第56話 閑話1・その頃の彼女
「サイダーってあまり飲んだことないの」
お昼ごはんを食べた後、九条シアは買ってきたサイダーのフタを開けながら、目の前の
今日も雨降りだから、昼休みの1年4組の教室はいつもより人が多い。
そんな中、シアと琴はいつものように机を向かい合わせにして過ごしている。
琴とは出席番号が並んでいるから、入学式の日から自然と話すようになっていた。
「家だとほとんど飲ませてもらえなかったんだっけ?」
「うん、たまーに飲ませてくれるけど、『甘すぎるから身体に悪い』ってほとんど禁止状態ね」
「でも、高校じゃ、飲んじゃうんだ」
「悪い子だから♪」
ウインクしてからサイダーをひと口。
「はー……ピリピリ来るぅ♪」
「美味しそうに飲むよねぇ、ほら、これも食べる?」
「わーい、チョコだー♪」
パックのいちご牛乳を飲みながら、琴が差し出してきたのは、スティック状の焼き菓子にチョコレートをかけたもの――説明不要の有名菓子だ。
「美味しそうに食べるよねぇ……シアってさ、見た目落ち着いてそうなのに、すごく子供っぽいところあるんだから」
「うーん、子供っぽい……?」
ポキと音を鳴らしながらお菓子を食べつつ、シアが首を傾げる。
「いろんなことを、純粋に楽しんでる気がする」
「そりゃね。実際とっても楽しいし。高校って中学のときと違って、学校でお菓子食べたり、ジュース飲んだりできちゃうから、ワクワクするよねぇ」
「ま、グレーゾーンではあるけどね。でも、甘いものは正義!」
「そうそう、正義正義♪ もう一本いい?」
「ええ、どうぞ」
琴がお菓子の箱を差し出す。
食後に、こうやってのんびり話すのが、二人のお気に入りの時間だった。
「そういえばシア、結局、部活しないの?」
「うん。これしたいなーっていうのないし、部活入らなくても良いらしいから」
「そっかー、一緒にできたら良かったんだけどなぁ」
「剣道部は遅くなることもあるんでしょ。うちはさ、家族みんなで夕飯食べようってことになってるから、遅くなったらいけないし」
「あー、言ってたね。シアの家って仲が良いよね」
「うちじゃ当たり前だから『仲が良い』って言われると不思議だけど、そうなんだろうね」
各々の家の常識なんて違うもの。
こうして友達と話していると、家のルールのギャップがあって面白い。
「でも、だからシアみたいな子が育ったんだろうなぁって思うよ」
「えっ、それどういう意味?」
「可愛いってこと」
「もー、なーんかコトちゃんは、私を子供扱いにするなぁ」
口をとがらせながらも、シアの口元は緩んでいる。
琴の言う通り、シアはどんな状況も楽しんでいる。
――おそらく、自分は幸運な人間だとシアは思っている。
別にお金持ちの家に生まれたわけでもないし、運動や勉強が極端にできるわけでもない。でも、幸せは主観のものだから、きっとこの認識は正しい。
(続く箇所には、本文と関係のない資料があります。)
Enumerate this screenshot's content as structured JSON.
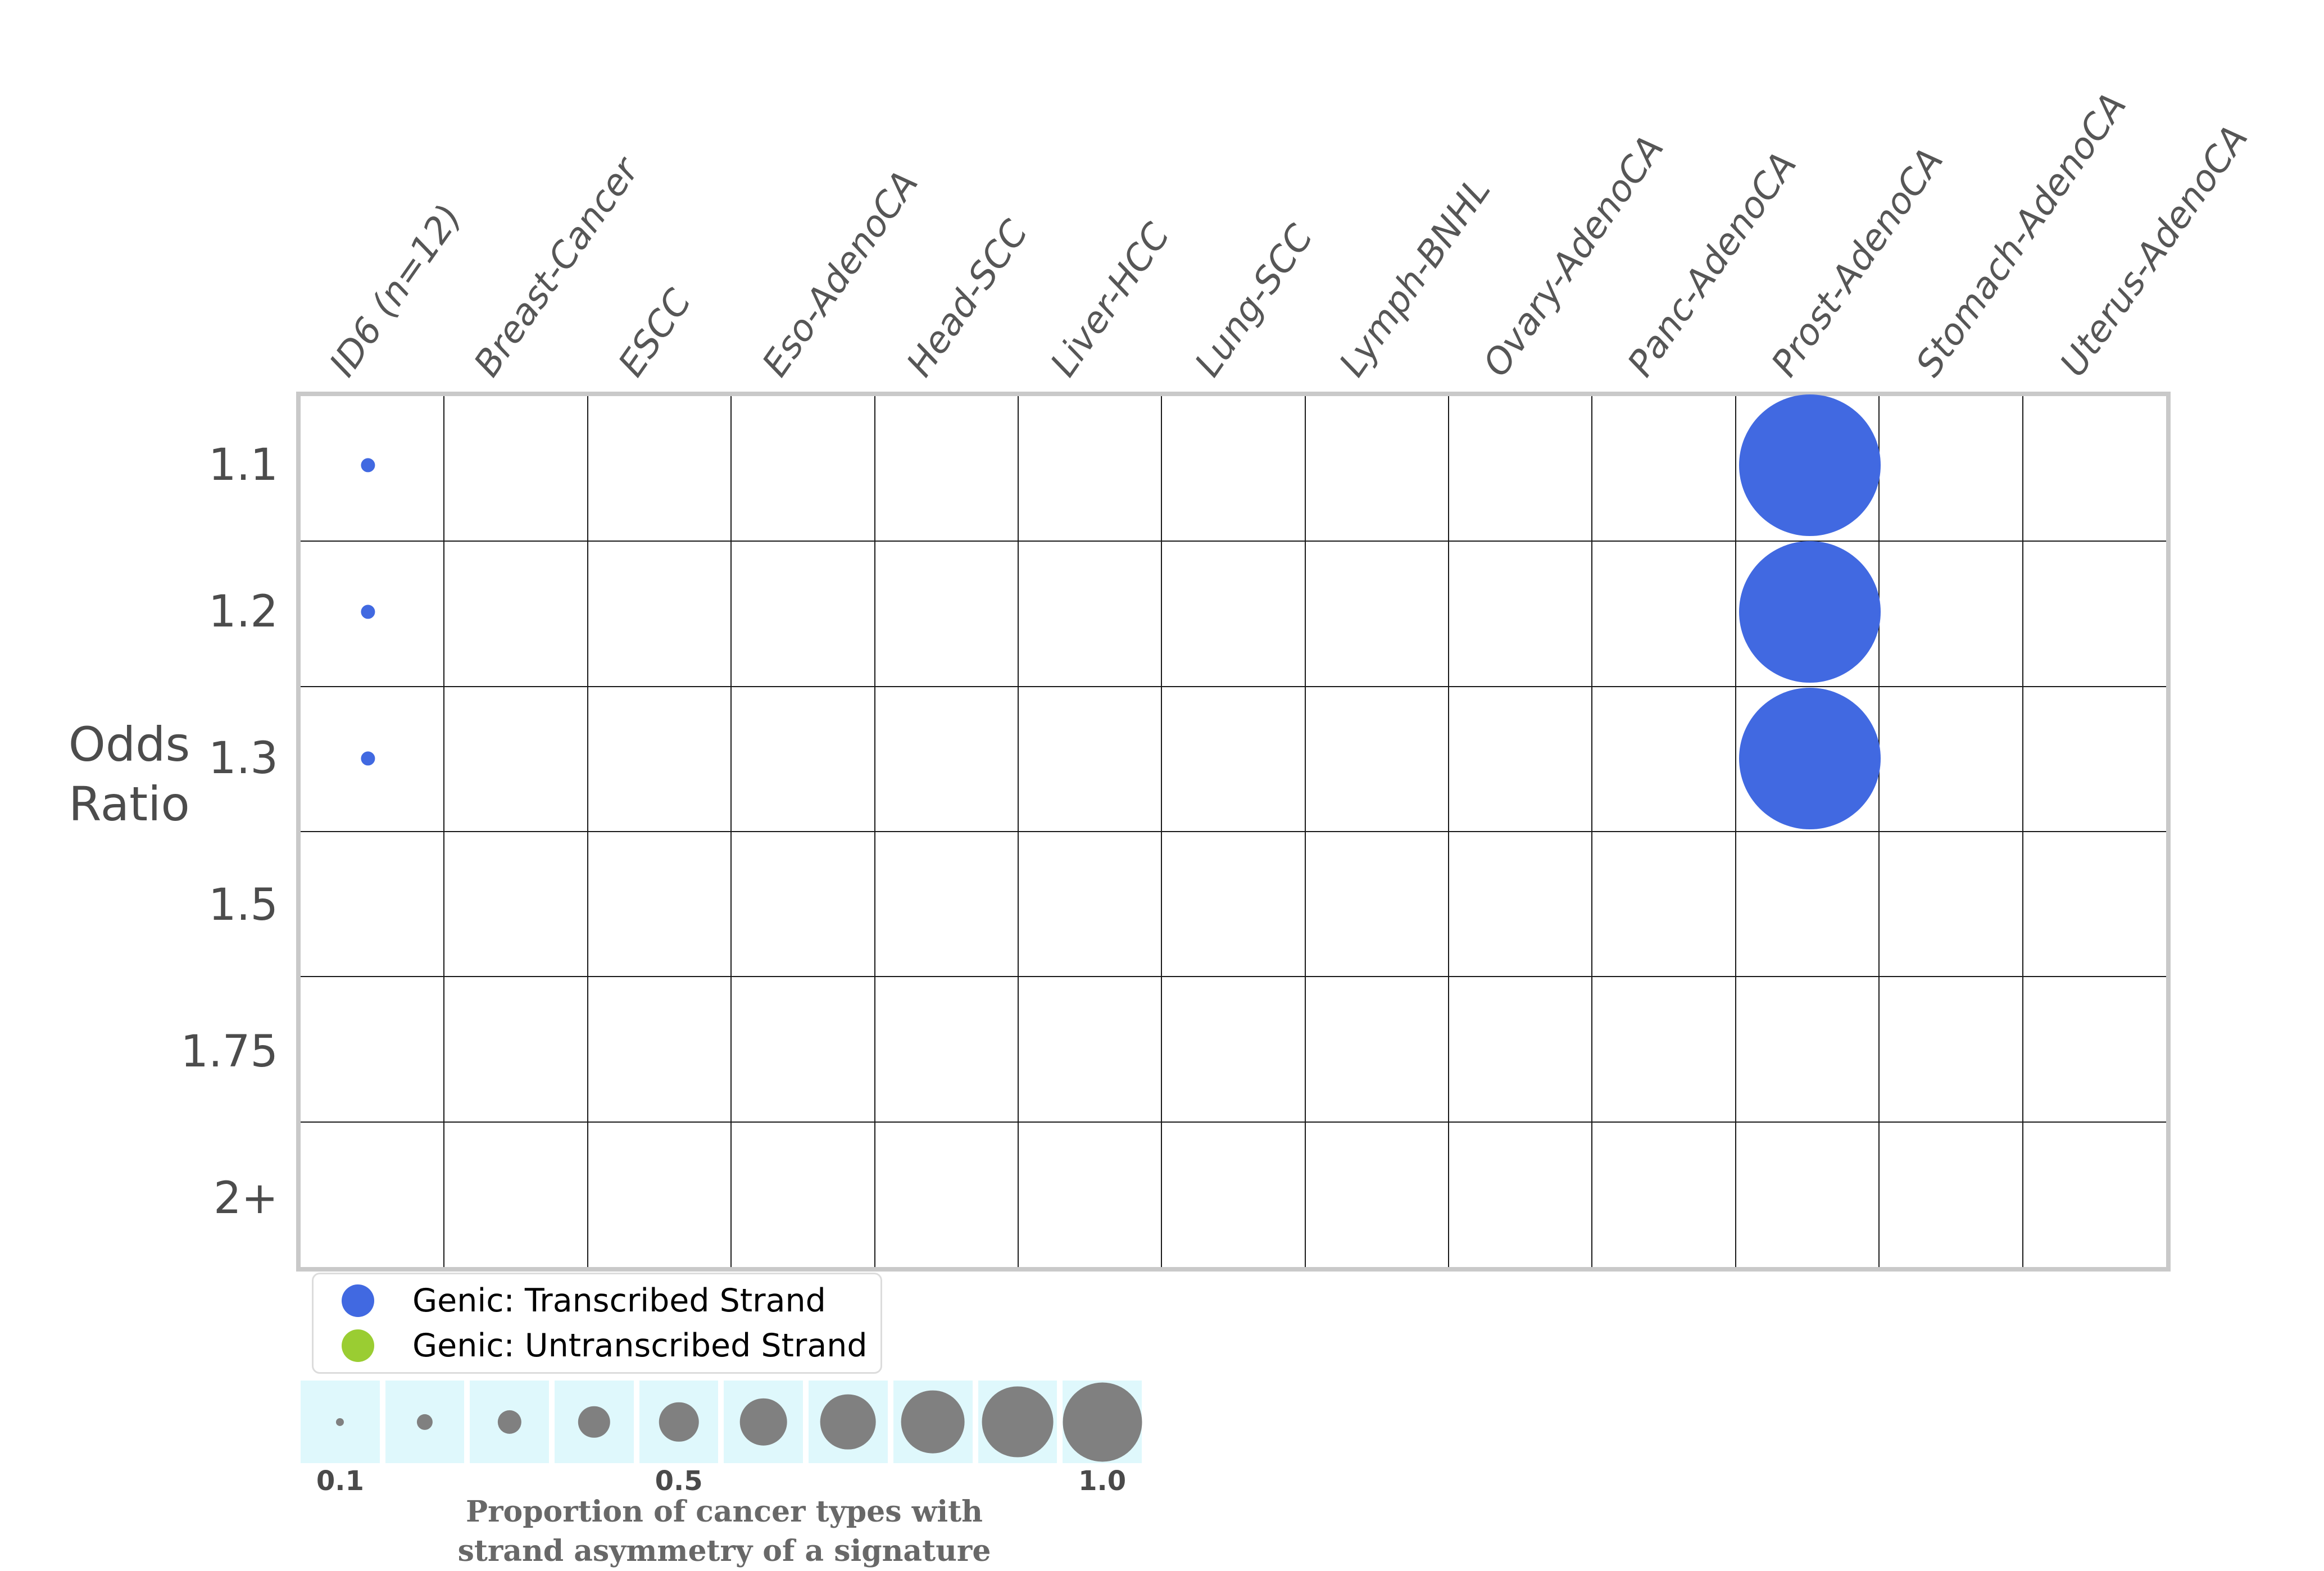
{
  "chart_data": {
    "type": "bubble",
    "x_categories": [
      "ID6 (n=12)",
      "Breast-Cancer",
      "ESCC",
      "Eso-AdenoCA",
      "Head-SCC",
      "Liver-HCC",
      "Lung-SCC",
      "Lymph-BNHL",
      "Ovary-AdenoCA",
      "Panc-AdenoCA",
      "Prost-AdenoCA",
      "Stomach-AdenoCA",
      "Uterus-AdenoCA"
    ],
    "y_categories": [
      "1.1",
      "1.2",
      "1.3",
      "1.5",
      "1.75",
      "2+"
    ],
    "y_axis_label_line1": "Odds",
    "y_axis_label_line2": "Ratio",
    "grid": "on",
    "series": [
      {
        "name": "Genic: Transcribed Strand",
        "color": "#4169e1",
        "points": [
          {
            "x": "ID6 (n=12)",
            "y": "1.1",
            "proportion": 0.1
          },
          {
            "x": "ID6 (n=12)",
            "y": "1.2",
            "proportion": 0.1
          },
          {
            "x": "ID6 (n=12)",
            "y": "1.3",
            "proportion": 0.1
          },
          {
            "x": "Prost-AdenoCA",
            "y": "1.1",
            "proportion": 1.0
          },
          {
            "x": "Prost-AdenoCA",
            "y": "1.2",
            "proportion": 1.0
          },
          {
            "x": "Prost-AdenoCA",
            "y": "1.3",
            "proportion": 1.0
          }
        ]
      },
      {
        "name": "Genic: Untranscribed Strand",
        "color": "#9acd32",
        "points": []
      }
    ],
    "size_legend": {
      "values": [
        0.1,
        0.2,
        0.3,
        0.4,
        0.5,
        0.6,
        0.7,
        0.8,
        0.9,
        1.0
      ],
      "tick_labels": [
        {
          "label": "0.1",
          "index": 0
        },
        {
          "label": "0.5",
          "index": 4
        },
        {
          "label": "1.0",
          "index": 9
        }
      ],
      "caption_line1": "Proportion of cancer types with",
      "caption_line2": "strand asymmetry of a signature",
      "circle_color": "#808080",
      "background_color": "#dff8fc"
    }
  }
}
こうして、何気ない話をできる友人がいて、自分と過ごす時間を作ってくれる両親がいて。
たまに、親に禁止されている『悪いコト』をこっそりやったりみたりもして。
十分すぎて、これ以上望むのは『高望み』というやつだ。
できるならこの日々が続いて欲しい。
「ふー……」
サイダーを飲みつつ、窓の外を眺める。
相変わらずの雨降り。
湿気だって高いし、お世辞にもいい気候とは言えないけれど。